He woke to her strange pale eyes staring at him, lit by sunlight leaking through morning clouds.
"I could have used this on you," Seraph said.
He looked at the blade she held in her dirty hands - his best knife. She must have been into his saddlebags.
"Yes," he agreed, taking it from her unresisting hand. "But I saw your face when you looked at our dead friend last night. I was pretty certain you wouldn't want to deal with another dead body any time soon."
"I have seen many dead," she said, and he saw in her eyes that it was true.
"But none that you have killed," he guessed.
"If I had not been asleep when they were killing my brother," she said, "I would have killed them all, Bard."
"You might have." Tier stretched and slid out from under the tree. "But then you would have been killed also. And, as I told you last night, I am no bard."
"Just a baker's son," she said. "From Redern."
"Where I am returning," he agreed.
"You are no solsenti," she disagreed smugly. "There are no solsenti Bards."
"Solsenti?" He was beginning to get the feeling that they knew two entirely different languages that happened to have a few words in common.
Her assuredness began to falter, as if she'd expected some other reaction from him. "Solsenti means someone who is not Traveler."
"Then I'm afraid I am most certainly solsenti." He dusted off his clothes, but nothing could remove the stains of travel. At least they weren't wet. "I can play a lute and a little harp, but I am not a bard - though I think that means something different to you than it does to me."

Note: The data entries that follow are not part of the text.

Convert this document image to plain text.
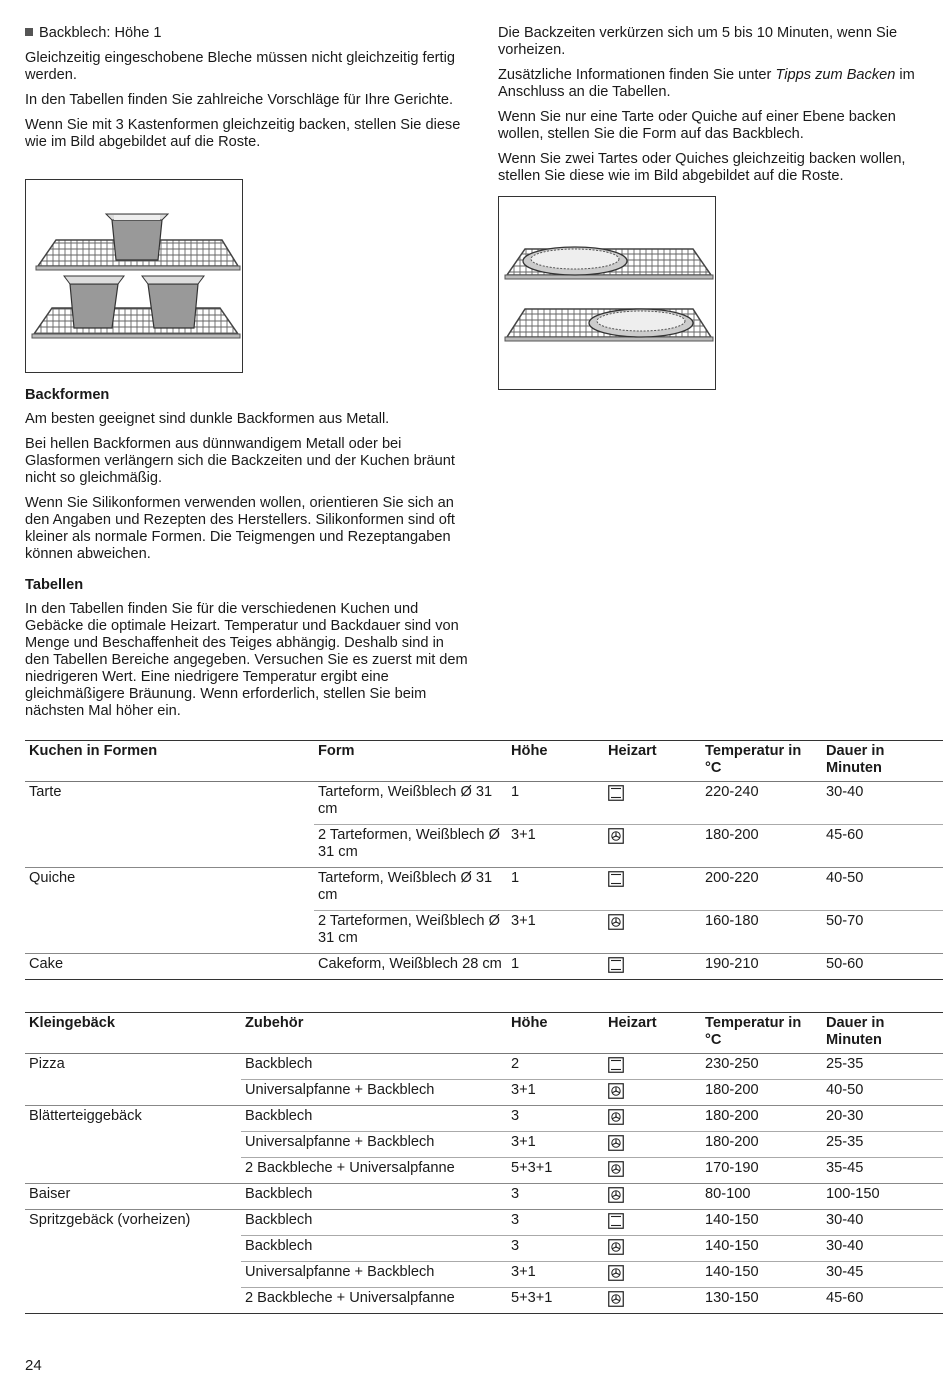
Backblech: Höhe 1

Gleichzeitig eingeschobene Bleche müssen nicht gleichzeitig fertig werden.

In den Tabellen finden Sie zahlreiche Vorschläge für Ihre Gerichte.

Wenn Sie mit 3 Kastenformen gleichzeitig backen, stellen Sie diese wie im Bild abgebildet auf die Roste.

Backformen

Am besten geeignet sind dunkle Backformen aus Metall.

Bei hellen Backformen aus dünnwandigem Metall oder bei Glasformen verlängern sich die Backzeiten und der Kuchen bräunt nicht so gleichmäßig.

Wenn Sie Silikonformen verwenden wollen, orientieren Sie sich an den Angaben und Rezepten des Herstellers. Silikonformen sind oft kleiner als normale Formen. Die Teigmengen und Rezeptangaben können abweichen.

Tabellen

In den Tabellen finden Sie für die verschiedenen Kuchen und Gebäcke die optimale Heizart. Temperatur und Backdauer sind von Menge und Beschaffenheit des Teiges abhängig. Deshalb sind in den Tabellen Bereiche angegeben. Versuchen Sie es zuerst mit dem niedrigeren Wert. Eine niedrigere Temperatur ergibt eine gleichmäßigere Bräunung. Wenn erforderlich, stellen Sie beim nächsten Mal höher ein.

Die Backzeiten verkürzen sich um 5 bis 10 Minuten, wenn Sie vorheizen.

Zusätzliche Informationen finden Sie unter Tipps zum Backen im Anschluss an die Tabellen.

Wenn Sie nur eine Tarte oder Quiche auf einer Ebene backen wollen, stellen Sie die Form auf das Backblech.

Wenn Sie zwei Tartes oder Quiches gleichzeitig backen wollen, stellen Sie diese wie im Bild abgebildet auf die Roste.

Kuchen in Formen	Form	Höhe	Heizart	Temperatur in °C	Dauer in Minuten
Tarte	Tarteform, Weißblech Ø 31 cm	1		220-240	30-40
	2 Tarteformen, Weißblech Ø 31 cm	3+1		180-200	45-60
Quiche	Tarteform, Weißblech Ø 31 cm	1		200-220	40-50
	2 Tarteformen, Weißblech Ø 31 cm	3+1		160-180	50-70
Cake	Cakeform, Weißblech 28 cm	1		190-210	50-60
Kleingebäck	Zubehör	Höhe	Heizart	Temperatur in °C	Dauer in Minuten
Pizza	Backblech	2		230-250	25-35
	Universalpfanne + Backblech	3+1		180-200	40-50
Blätterteiggebäck	Backblech	3		180-200	20-30
	Universalpfanne + Backblech	3+1		180-200	25-35
	2 Backbleche + Universalpfanne	5+3+1		170-190	35-45
Baiser	Backblech	3		80-100	100-150
Spritzgebäck (vorheizen)	Backblech	3		140-150	30-40
	Backblech	3		140-150	30-40
	Universalpfanne + Backblech	3+1		140-150	30-45
	2 Backbleche + Universalpfanne	5+3+1		130-150	45-60
24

She stared at him. "But I saw you," she said. "I felt your magic at the inn last night."
Startled he stared at her. "I am no mage, either."
"No," she agreed. "But you charmed the innkeeper at the inn so that he didn't allow that man to buy my debt."

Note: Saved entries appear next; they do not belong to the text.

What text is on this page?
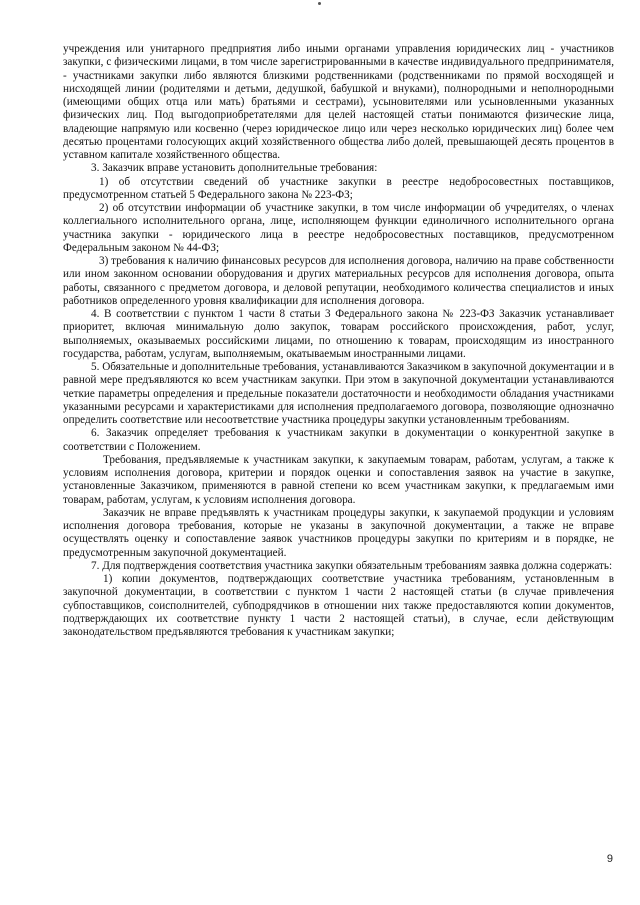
учреждения или унитарного предприятия либо иными органами управления юридических лиц - участников закупки, с физическими лицами, в том числе зарегистрированными в качестве индивидуального предпринимателя, - участниками закупки либо являются близкими родственниками (родственниками по прямой восходящей и нисходящей линии (родителями и детьми, дедушкой, бабушкой и внуками), полнородными и неполнородными (имеющими общих отца или мать) братьями и сестрами), усыновителями или усыновленными указанных физических лиц. Под выгодоприобретателями для целей настоящей статьи понимаются физические лица, владеющие напрямую или косвенно (через юридическое лицо или через несколько юридических лиц) более чем десятью процентами голосующих акций хозяйственного общества либо долей, превышающей десять процентов в уставном капитале хозяйственного общества.

3. Заказчик вправе установить дополнительные требования:

1) об отсутствии сведений об участнике закупки в реестре недобросовестных поставщиков, предусмотренном статьей 5 Федерального закона № 223-ФЗ;

2) об отсутствии информации об участнике закупки, в том числе информации об учредителях, о членах коллегиального исполнительного органа, лице, исполняющем функции единоличного исполнительного органа участника закупки - юридического лица в реестре недобросовестных поставщиков, предусмотренном Федеральным законом № 44-ФЗ;

3) требования к наличию финансовых ресурсов для исполнения договора, наличию на праве собственности или ином законном основании оборудования и других материальных ресурсов для исполнения договора, опыта работы, связанного с предметом договора, и деловой репутации, необходимого количества специалистов и иных работников определенного уровня квалификации для исполнения договора.

4. В соответствии с пунктом 1 части 8 статьи 3 Федерального закона № 223-ФЗ Заказчик устанавливает приоритет, включая минимальную долю закупок, товарам российского происхождения, работ, услуг, выполняемых, оказываемых российскими лицами, по отношению к товарам, происходящим из иностранного государства, работам, услугам, выполняемым, окатываемым иностранными лицами.

5. Обязательные и дополнительные требования, устанавливаются Заказчиком в закупочной документации и в равной мере предъявляются ко всем участникам закупки. При этом в закупочной документации устанавливаются четкие параметры определения и предельные показатели достаточности и необходимости обладания участниками указанными ресурсами и характеристиками для исполнения предполагаемого договора, позволяющие однозначно определить соответствие или несоответствие участника процедуры закупки установленным требованиям.

6. Заказчик определяет требования к участникам закупки в документации о конкурентной закупке в соответствии с Положением.

Требования, предъявляемые к участникам закупки, к закупаемым товарам, работам, услугам, а также к условиям исполнения договора, критерии и порядок оценки и сопоставления заявок на участие в закупке, установленные Заказчиком, применяются в равной степени ко всем участникам закупки, к предлагаемым ими товарам, работам, услугам, к условиям исполнения договора.

Заказчик не вправе предъявлять к участникам процедуры закупки, к закупаемой продукции и условиям исполнения договора требования, которые не указаны в закупочной документации, а также не вправе осуществлять оценку и сопоставление заявок участников процедуры закупки по критериям и в порядке, не предусмотренным закупочной документацией.

7. Для подтверждения соответствия участника закупки обязательным требованиям заявка должна содержать:

1) копии документов, подтверждающих соответствие участника требованиям, установленным в закупочной документации, в соответствии с пунктом 1 части 2 настоящей статьи (в случае привлечения субпоставщиков, соисполнителей, субподрядчиков в отношении них также предоставляются копии документов, подтверждающих их соответствие пункту 1 части 2 настоящей статьи), в случае, если действующим законодательством предъявляются требования к участникам закупки;

9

"I am a soldier, mistress," he said. "And I was an officer. Any good officer learns to manage people - or he doesn't last long. The innkeeper was more worried about losing his inn than he was about earning another silver or two. It had nothing to do with magic."
"You don't know," she said at last, and not, he thought, particularly to him. "How is it possible not to know that you are Bard?"
"What do you mean?"
She frowned. "I am Raven, you would say Mage - very like a solsenti wizard. But there are other ways to use magic among the Travelers, things your solsenti wizards cannot do. A few of us are gifted in different ways and depending upon that gift, we belong to Orders. One of those Orders is Bard - as you are. A Bard is, as you said, a musician first. Your voice is true and rich. You have a remarkable memory, especially for words. No one can lie to you without you knowing."

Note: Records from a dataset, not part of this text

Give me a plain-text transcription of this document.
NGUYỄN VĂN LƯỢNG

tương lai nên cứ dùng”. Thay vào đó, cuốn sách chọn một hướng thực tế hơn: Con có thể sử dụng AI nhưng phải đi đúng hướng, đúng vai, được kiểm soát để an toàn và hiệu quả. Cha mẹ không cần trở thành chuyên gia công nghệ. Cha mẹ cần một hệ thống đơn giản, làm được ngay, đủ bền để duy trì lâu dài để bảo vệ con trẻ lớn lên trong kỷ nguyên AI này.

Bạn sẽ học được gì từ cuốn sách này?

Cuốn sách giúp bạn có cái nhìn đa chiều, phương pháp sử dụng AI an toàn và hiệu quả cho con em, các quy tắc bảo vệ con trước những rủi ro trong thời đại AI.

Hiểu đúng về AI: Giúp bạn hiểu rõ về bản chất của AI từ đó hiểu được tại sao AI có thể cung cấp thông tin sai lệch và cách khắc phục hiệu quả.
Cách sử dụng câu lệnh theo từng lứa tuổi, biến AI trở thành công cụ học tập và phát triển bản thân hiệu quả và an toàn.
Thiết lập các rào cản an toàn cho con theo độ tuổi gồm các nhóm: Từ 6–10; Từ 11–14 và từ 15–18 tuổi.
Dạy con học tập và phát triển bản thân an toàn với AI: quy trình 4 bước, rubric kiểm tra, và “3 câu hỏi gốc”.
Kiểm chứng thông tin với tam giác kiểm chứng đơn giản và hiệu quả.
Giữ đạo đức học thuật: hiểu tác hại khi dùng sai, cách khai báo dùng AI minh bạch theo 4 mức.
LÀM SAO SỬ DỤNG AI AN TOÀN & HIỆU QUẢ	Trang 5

He opened his mouth to say something - he knew not what except that it wouldn't be kind - but he looked at her first and closed his mouth.
She was so young, for all that she had the imposing manner of an empress. Her skin was grey with fatigue and her eyes were puffy and red with weeping she must have done while he slept. He decided not to argue with her - or believe what she said though it caused cold chills to run down his spine. He was merely good with people, that was all. He could sing, but then so could most Rederni. He was no magic user.
He left her to her speculations and began to take down the camp. If Wresen's horse made it back to the inn, there might be people looking for him soon. Without saying anything more, she stood up and helped.
"I'm going to take you to my kin in Redern," he said when their camp was packed and Skew once more attached to the Traveler cart. "But you'll have to promise me not to use magic while you're there. My people are as wary as any near Shadow's Fall. Redern's a trading town; if there are any Traveler clans around, we'll hear about them."
But she didn't appear to be listening to him. Instead, when she'd scrambled to Skew's back she said, "You don't have to worry. I won't tell anyone."
"Tell what?" he asked, leading the way back to the trail they'd followed the night before.